Welcome to the new season of Symphony Sundays concerts by Festival City Symphony. How better to start the season than a concert featuring two seldom-heard masterworks by Beethoven.
By the turn of the nineteenth century, Ludwig van Beethoven (1770 – 1827) had moved to Vienna and established himself as a musical force both in performing and composing. While still relying on patronage from several members of the nobility, Beethoven was earning substantial profits from his compositions and self-conducted concerts of his new works in which he also was often piano soloist.
This period was not as positive as he would have liked however. He was plagued increasingly by deafness and became aware that his days as a performer were coming to an end. He moved to a suburb of Vienna, Heiligenstadt, in 1802 and there wrote the famous Heiligenstadt Testament, describing his overwhelming despondency saying, “For me, there can be no recreation in the society of my fellows, refined intercourse, mutual exchange of thought…I must live like an exile.” The quickly approaching deafness drove him to compose some of his greatest works, including the two we will play for you.
Not a bit of anguish can be heard in the Symphony No. 2. The work is joyous and teems with youthful gaiety. It was premiered in April of 1803 in a concert in Vienna that also included the Piano Concerto No. 3 and the oratorio Christ on the Mount of Olives. The symphony’s reception was mixed, but critics immediately saw the direction Beethoven wanted his music to take and later heard its influence in the Symphony No. 3 (Eroica) and the Symphony No. 6 (Pastoral).
The Concerto for Piano, Violin and Cello in C major, Op.56 has had perhaps the most checkered career of any of Beethoven’s orchestral works. Performances are limited by the need for three first-class artists that can perform the intimate, chamber music-like portions of the piece as well as the soloistic sections with full orchestra. It was premiered in 1807, but had no further performances during Beethoven’s lifetime.

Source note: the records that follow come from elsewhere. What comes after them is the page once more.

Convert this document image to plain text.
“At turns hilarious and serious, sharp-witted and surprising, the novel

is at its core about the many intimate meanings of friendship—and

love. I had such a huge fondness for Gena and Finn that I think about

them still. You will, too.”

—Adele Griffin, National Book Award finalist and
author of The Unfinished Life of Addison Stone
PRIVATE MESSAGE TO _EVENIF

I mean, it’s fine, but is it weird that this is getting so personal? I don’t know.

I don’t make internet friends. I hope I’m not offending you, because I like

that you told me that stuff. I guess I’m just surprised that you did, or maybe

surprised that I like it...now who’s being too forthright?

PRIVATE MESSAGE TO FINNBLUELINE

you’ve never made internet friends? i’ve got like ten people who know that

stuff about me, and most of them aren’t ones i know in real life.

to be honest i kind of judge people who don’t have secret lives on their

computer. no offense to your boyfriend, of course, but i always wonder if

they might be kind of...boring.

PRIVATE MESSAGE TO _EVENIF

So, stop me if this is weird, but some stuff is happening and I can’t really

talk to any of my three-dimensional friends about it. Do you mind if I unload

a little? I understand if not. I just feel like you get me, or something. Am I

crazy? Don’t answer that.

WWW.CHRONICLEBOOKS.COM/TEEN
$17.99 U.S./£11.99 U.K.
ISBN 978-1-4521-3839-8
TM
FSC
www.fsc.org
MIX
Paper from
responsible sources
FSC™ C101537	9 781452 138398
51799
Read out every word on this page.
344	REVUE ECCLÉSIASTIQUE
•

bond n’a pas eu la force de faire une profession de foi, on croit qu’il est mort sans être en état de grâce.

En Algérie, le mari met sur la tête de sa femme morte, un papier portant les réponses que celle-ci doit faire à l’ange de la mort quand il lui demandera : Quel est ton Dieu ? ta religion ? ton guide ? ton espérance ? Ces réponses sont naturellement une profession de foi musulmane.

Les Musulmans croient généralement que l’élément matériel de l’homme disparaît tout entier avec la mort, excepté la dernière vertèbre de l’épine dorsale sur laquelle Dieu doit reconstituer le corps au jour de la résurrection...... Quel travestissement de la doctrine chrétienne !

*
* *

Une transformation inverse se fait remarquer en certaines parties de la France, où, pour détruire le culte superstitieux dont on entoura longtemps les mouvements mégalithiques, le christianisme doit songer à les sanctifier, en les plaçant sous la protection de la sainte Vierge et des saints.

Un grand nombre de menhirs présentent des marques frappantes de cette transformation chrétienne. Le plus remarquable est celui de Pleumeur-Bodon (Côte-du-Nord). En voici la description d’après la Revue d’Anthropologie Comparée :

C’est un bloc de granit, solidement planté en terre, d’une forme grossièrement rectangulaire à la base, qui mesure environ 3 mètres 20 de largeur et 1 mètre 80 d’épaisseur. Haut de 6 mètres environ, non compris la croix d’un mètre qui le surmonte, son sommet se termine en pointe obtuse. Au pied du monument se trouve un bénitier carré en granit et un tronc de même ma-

However, it had a profound influence on future works. Many critics feel that his Violin Concerto and the Fourth and Fifth Piano Concertos could not have been written without the Triple Concerto having preceded them. Designed in the concerto-grosso style of Bach with long solo sections for each instrument and the trio, as well as places where the orchestra leads and accompanies, the Triple Concerto is a remarkable and demanding work. We are extremely fortunate to have outstanding musicians play regularly with our orchestra. Our soloists today are our concertmaster, Robin Petzold; principal cellist Stefan Kartman; and frequent soloist, pianist Jeannie Yu.
Two wonderful and not often performed masterpieces by Beethoven—the season is definitely off and running.